How to Design and Implement Resource Optimal SDR Front-ends

Future wireless systems demands high data rates, significantly reduced costs and support for multiple air-interfaces and modulation formats. For example, Orthogonal Frequency Division Multiplexing (OFDM) is a special form of multicarrier transmission where all the subcarriers are orthogonal to each other and which promises a higher user data rate transmission capability at a reasonable complexity and precision. It also stands a good chance to become the prime access technology for 4G systems. Advanced interoperability demands a radio that is flexible such that it can be tuned to any frequency and operates any modulation scheme. Such radios are normally identified as Software Defined Radios (SDR).
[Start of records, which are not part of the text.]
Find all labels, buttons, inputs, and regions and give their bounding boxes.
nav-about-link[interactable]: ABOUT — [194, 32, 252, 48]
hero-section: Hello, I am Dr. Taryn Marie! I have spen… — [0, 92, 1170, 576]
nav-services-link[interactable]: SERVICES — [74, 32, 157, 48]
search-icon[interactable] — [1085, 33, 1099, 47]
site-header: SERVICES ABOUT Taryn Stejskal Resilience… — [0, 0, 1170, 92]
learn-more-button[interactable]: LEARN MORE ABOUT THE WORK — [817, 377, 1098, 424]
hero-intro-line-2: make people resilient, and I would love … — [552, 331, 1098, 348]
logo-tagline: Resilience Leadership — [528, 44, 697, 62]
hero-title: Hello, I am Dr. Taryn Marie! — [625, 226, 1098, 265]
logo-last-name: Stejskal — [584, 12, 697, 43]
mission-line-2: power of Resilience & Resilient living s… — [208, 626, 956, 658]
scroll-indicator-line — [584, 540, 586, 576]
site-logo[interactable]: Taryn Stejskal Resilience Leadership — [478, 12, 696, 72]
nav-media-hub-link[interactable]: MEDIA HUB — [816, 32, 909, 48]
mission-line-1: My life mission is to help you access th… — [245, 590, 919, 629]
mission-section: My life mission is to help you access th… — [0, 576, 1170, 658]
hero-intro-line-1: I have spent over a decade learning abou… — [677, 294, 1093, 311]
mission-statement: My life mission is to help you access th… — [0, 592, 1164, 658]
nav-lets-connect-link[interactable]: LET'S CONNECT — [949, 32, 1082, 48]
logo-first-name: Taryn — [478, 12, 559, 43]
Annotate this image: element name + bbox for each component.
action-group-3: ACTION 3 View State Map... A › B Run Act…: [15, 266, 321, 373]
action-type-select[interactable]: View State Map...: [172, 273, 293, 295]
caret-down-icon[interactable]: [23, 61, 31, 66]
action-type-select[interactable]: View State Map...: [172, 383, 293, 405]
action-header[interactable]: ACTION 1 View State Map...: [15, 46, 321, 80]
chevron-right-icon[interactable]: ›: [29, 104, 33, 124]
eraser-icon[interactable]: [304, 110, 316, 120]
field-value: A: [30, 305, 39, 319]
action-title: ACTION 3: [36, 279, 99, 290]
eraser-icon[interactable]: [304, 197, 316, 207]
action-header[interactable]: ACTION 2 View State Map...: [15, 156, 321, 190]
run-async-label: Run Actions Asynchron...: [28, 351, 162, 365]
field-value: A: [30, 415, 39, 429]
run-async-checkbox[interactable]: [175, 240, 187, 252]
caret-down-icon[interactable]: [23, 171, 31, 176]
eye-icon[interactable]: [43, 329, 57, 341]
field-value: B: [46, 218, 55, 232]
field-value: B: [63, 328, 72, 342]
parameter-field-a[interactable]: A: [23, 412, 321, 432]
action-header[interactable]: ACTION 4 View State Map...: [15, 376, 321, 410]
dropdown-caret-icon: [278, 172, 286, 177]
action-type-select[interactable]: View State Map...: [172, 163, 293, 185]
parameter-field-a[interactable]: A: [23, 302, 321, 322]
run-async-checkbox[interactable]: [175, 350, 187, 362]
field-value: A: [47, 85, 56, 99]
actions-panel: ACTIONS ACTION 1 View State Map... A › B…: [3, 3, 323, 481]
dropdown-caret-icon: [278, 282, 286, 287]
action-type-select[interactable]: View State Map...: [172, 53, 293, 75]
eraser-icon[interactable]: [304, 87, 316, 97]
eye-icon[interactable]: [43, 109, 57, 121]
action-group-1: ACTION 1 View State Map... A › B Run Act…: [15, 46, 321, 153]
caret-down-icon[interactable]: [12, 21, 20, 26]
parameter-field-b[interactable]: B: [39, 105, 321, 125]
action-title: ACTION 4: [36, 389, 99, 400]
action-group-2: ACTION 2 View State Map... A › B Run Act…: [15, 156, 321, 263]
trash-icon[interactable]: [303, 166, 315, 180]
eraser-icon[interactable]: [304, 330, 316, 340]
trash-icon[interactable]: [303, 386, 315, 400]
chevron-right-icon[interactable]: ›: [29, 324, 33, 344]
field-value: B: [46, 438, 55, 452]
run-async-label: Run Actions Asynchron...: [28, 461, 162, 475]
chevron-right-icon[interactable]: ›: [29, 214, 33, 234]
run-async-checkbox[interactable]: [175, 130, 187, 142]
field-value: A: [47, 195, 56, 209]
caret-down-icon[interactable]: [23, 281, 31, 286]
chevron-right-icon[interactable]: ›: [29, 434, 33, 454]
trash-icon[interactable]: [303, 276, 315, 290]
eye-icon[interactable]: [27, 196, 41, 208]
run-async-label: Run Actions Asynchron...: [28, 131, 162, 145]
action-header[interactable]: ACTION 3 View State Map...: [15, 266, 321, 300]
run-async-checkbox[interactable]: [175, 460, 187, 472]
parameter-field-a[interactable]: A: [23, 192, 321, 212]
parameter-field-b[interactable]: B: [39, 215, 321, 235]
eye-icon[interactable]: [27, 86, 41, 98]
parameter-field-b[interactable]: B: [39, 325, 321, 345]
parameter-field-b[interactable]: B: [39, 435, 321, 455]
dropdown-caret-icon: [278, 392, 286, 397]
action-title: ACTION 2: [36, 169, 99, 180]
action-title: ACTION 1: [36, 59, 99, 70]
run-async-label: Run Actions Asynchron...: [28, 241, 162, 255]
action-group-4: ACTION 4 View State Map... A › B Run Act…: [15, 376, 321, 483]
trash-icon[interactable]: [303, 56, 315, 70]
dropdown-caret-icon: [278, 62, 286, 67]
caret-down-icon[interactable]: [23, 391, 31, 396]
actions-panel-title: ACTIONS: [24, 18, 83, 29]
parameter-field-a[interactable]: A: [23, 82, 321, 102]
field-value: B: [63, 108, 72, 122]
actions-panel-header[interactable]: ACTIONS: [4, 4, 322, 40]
To achieve the required SDR flexibility, most of the data processing is moved to the digital domain through shifting the Analog-to-Digital Converter (ADC) as close to the antenna as possible, thus processing the data digitally on programmable and reconfigurable hardware. This PhD project targets advanced digital signal processing techniques and methodologies for SDR front-ends, in particular multirate signal processing methods which specify new ways of performing DSP tasks not available to traditional DSP designs. The expected outcome is a set of design guidelines/ paradigms for innovative DSP techniques/methods to be used for highly resource and energy efficient and reduced cost solutions for SDR front-ends using heterogeneous HW/SW platforms, e.g., FPGA and programmable processor.